Применяя указанную доктрину в странах Южных морей, китайская дипломатия в конце XIV в. попыталась облечь ее в форму признания последними вассальной зависимости от Китая. Предполагалось добиться этого не только декларативным провозглашением верховной власти китайского императора в посланиях-манифестах, направленных в данные страны. Этому должна была служить целая система мер, предпринятых минской дипломатией. Какими методами действовала она в данном случае, можно хорошо представить себе на примере посольства Шэнь Чжи и Чжан Цзин-чжи в Бони в 1370–1371 гг.

Посольство, выехав в конце 1370 г. из Цюаньчжоу, сначала направилось на Яву и только в 1371 г. прибыло в Бони. (Страна Бони в то время находилась в зависимости от яванских властителей). Как записано в источниках, властитель Бони Махамоша (в китайской транскрипции) оказался «заносчивым» и, «возгордись», не захотел выполнить предложенных ему китайскими послами церемоний и признать себя вассалом китайского императора. Тогда Шэнь Чжи обратился к нему через переводчика со словами: «Под властью императора находятся все четыре моря. Он все озаряет своим блеском, как солнце и луна, (власть его простирается повсюду), где выпадает иней и роса. Нет таких стран, которые бы не прислали императору посланий, называя себя вассалами. Бони же — крохотная страна — вознамерилась противиться авторитету Небесного трона?». Это заставило властителя Бони задуматься. Он ответил: «Император управляет Поднебесной, значит он является моим государем и отцом. Разве я осмелюсь в чем-либо противоречить ему». Шэнь Чжи, ухватившись за эти слова, убедил Махамошу выполнить положенный церемониал в знак почтения императору. Трон властителя был убран, а на его месте водружен стол, на который среди курильниц с ароматными курениями был положен императорский манифест для страны Бони. Властитель приказал своим приближенным поочередно бить поклоны перед этим столом. Затем Шэнь Чжи торжественно огласил манифест и передал властителю, который принял его с поклоном. На этом прием был закончен.

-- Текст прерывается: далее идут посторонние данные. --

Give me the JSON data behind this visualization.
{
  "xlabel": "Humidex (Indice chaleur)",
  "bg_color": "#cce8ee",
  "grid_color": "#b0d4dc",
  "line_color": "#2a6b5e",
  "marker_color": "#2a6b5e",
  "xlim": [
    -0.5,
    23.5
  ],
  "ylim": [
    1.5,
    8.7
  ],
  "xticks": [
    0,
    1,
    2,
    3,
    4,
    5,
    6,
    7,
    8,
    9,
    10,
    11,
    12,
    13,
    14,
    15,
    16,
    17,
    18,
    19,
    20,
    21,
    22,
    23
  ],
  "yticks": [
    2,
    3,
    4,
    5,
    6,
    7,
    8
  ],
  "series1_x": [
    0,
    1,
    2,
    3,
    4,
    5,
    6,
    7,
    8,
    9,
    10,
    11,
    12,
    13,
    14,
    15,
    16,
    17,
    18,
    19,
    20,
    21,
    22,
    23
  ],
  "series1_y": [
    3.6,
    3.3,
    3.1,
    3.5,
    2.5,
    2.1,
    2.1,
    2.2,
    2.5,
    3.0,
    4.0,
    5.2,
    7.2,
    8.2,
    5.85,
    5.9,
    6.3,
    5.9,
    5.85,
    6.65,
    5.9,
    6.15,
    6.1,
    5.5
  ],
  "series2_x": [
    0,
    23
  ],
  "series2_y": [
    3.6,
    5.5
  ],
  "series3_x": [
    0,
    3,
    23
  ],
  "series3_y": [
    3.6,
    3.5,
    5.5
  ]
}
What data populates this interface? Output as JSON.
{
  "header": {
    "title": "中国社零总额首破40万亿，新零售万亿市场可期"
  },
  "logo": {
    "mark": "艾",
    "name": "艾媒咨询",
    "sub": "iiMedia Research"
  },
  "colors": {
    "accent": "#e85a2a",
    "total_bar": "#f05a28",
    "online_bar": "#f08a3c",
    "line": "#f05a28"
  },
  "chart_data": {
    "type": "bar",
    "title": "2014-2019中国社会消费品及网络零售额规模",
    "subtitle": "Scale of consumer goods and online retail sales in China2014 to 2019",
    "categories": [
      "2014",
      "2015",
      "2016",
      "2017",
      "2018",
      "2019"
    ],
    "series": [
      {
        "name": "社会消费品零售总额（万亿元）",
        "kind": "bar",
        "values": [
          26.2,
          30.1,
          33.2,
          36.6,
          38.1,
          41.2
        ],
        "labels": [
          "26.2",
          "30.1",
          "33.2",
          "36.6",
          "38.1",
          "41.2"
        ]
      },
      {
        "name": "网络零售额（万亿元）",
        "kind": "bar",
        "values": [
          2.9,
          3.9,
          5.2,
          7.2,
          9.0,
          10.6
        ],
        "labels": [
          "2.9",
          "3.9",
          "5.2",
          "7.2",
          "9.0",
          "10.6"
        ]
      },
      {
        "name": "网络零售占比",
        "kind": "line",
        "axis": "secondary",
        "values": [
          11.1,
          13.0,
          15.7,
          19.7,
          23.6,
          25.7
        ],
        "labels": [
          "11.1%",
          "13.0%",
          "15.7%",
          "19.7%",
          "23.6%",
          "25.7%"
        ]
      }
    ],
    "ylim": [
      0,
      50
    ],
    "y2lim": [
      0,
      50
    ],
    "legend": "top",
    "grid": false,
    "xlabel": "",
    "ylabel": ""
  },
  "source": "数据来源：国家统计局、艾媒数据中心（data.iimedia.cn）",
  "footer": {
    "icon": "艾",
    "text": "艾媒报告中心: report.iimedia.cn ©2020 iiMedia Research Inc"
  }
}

Однако на следующий день Махамоша вновь попытался отказаться направить посольство с данью в Китай, как того требовали китайские послы. Свой отказ он аргументировал тем, что жители о-вов Сулу в недалеком прошлом напали на Бони и вывезли из страны все ценные и дорогие вещи, которые можно было бы послать императору в виде дани. Властитель просил дать отсрочку в три года. Но Шэнь Чжи продолжал настаивать: «Уж прошли годы с тех пор, как император вступил на Великий трон. Иноземные послы со всех четырех стран света — на востоке до Японии и Кореи, на юге до Цзяочжи (Северный Вьетнам. — А. Б.), Тямпы и Дупо (Явы. — А. Б.), на западе до Турфана, на севере до монгольских племен — один за другим беспрерывно приходят ко двору. Если даже ван немедленно пошлет послов, то и тогда он опоздает. Как же можно говорить о трех годах?» Однако властитель Бони повторил отказ, ссылаясь на свою бедность. Тогда Шэнь Чжи сказал: «Император богат тем, что обладает всеми четырьмя морями. Разве он что-либо вымогает? Но он желает, чтобы ван назвался вассалом (фань) и подчинился, вот и все».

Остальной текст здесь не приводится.